2026.03.25 カシオが「漆塗り」施した電卓発売 世界650台の限定生産

漆塗りを施した電卓のS100X-JC1-U

特別使用のパッケージも用意した特別使用のパッケージも用意した

 カシオ計算機は、日本の伝統工芸の漆塗り技術を施した電卓「S100X-JC1-U」を4月9日に発売すると発表した。老舗越前漆器メーカーの熟練技師が1台ずつ手作業で漆を塗った製品で、世界限定650台の生産となる。

 S100X-JC1-Uは、同社電卓のフラグシップモデル「S100X」をベースに、日本の伝統工芸を代表する漆塗りをかけ合わせた特別モデルだ。
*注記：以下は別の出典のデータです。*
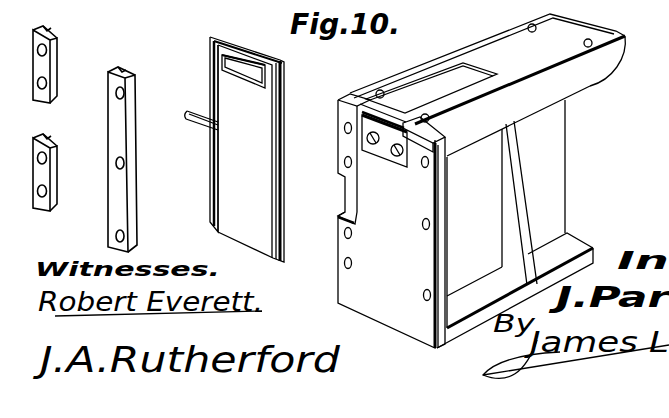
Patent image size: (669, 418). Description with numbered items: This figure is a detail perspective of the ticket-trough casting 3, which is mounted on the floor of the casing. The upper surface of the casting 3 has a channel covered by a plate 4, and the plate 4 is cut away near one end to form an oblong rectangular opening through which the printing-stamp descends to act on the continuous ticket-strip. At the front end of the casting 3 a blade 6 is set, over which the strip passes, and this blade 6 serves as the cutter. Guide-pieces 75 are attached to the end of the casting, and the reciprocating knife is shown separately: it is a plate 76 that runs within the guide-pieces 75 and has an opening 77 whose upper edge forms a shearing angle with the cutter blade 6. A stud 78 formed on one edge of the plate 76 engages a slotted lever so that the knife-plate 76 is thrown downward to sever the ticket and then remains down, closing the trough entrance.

The casting 3 is at (465, 221).
The plate 4 is at (487, 85).
The blade 6 is at (386, 146).
The guide-pieces 75 is at (107, 120).
The plate 76 is at (247, 149).
The opening 77 is at (258, 77).
The stud 78 is at (190, 108).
長い歴史を持つ日本の漆文化と融合させることで、所有時の特別感を感じさせ、長く使用できる製品を目指した。

 漆塗りを仕上げるのは、1930年創業の老舗越前漆器メーカー「山久漆工」(福井県鯖江市)の熟練技師。1台ずつ手作業で塗装が施され、天然漆100%の深く濃い艶や高級感が特長だ。
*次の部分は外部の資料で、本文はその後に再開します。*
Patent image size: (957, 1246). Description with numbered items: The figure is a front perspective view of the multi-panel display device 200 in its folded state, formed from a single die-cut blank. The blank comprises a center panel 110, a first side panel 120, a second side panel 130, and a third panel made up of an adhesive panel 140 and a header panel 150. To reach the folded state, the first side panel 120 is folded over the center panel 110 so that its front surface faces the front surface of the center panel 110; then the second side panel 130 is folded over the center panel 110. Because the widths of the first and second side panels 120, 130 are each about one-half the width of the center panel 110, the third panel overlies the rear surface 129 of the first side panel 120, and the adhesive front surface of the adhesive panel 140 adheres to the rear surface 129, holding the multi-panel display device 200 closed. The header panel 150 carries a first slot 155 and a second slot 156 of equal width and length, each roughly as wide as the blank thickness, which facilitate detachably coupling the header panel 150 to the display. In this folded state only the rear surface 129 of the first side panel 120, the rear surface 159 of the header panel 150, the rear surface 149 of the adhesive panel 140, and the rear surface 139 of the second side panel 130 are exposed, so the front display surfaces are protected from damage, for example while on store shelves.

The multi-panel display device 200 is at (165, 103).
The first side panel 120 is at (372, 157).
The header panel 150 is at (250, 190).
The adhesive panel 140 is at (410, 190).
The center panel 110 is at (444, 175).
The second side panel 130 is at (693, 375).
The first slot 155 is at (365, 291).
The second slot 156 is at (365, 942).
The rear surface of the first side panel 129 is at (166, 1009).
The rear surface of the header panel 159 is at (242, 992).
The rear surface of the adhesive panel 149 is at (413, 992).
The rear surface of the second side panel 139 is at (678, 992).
 漆の木から採取した天然の樹液を濾過し、不純物を取り除いた「生漆」を原料に使用。アルミニウムの合金ボディーに、漆塗りの仕上げ方の一つである「溜塗(ためぬり)」を施し、赤色の下地に半透明な飴色の漆を重ねることで、深みのある赤茶色やえんじ色を実現した。
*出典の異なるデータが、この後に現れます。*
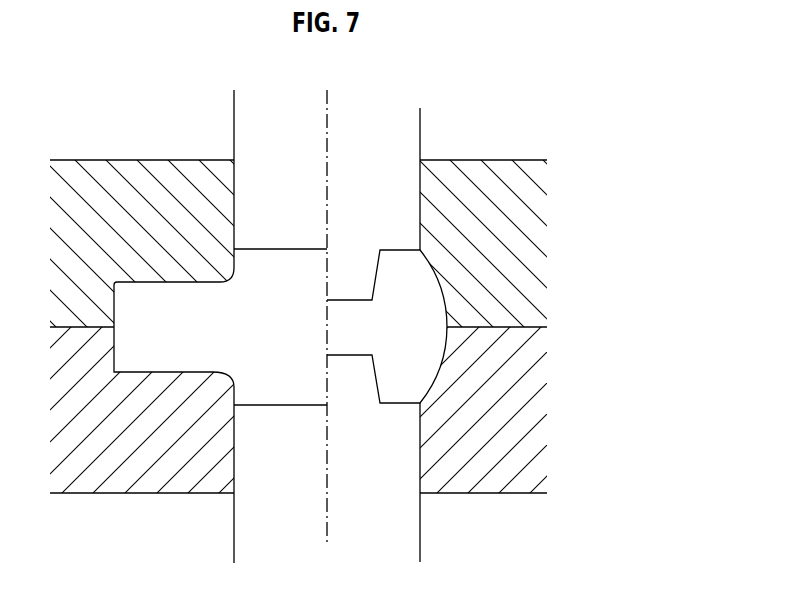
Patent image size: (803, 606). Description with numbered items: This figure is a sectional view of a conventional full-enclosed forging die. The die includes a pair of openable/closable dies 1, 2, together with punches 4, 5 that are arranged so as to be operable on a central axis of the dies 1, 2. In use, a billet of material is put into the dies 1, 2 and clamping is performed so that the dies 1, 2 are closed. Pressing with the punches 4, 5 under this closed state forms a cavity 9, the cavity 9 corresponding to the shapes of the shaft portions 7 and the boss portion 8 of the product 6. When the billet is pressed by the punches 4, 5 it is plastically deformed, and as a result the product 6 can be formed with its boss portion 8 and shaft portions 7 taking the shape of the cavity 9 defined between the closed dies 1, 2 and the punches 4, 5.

The die 1 is at (503, 159).
The die 2 is at (484, 496).
The punch 4 is at (402, 128).
The punch 5 is at (257, 517).
The product 6 is at (395, 405).
The shaft portion 7 is at (147, 310).
The boss portion 8 is at (293, 387).
The cavity 9 is at (236, 386).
 ベースとなる電卓「S100」シリーズは、同社で唯一の山形カシオでの国内生産電卓となる。液晶は低反射・高コントラストで、さまざまな光源下でも数字を鮮明に表示する。液晶の文字色には、万年筆のインクをイメージした上品な紺色を採用した。

 今回、特別使用のパッケージも用意した。芯材を用いた箱に、伝統的な金模様をあしらい、同社のロゴには金箔押しを実施。日本の美意識を感じさせるデザインで、より特別感が感じられる。

 S100X-JC1-Uの希望小売価格は9万9000円(税込み)。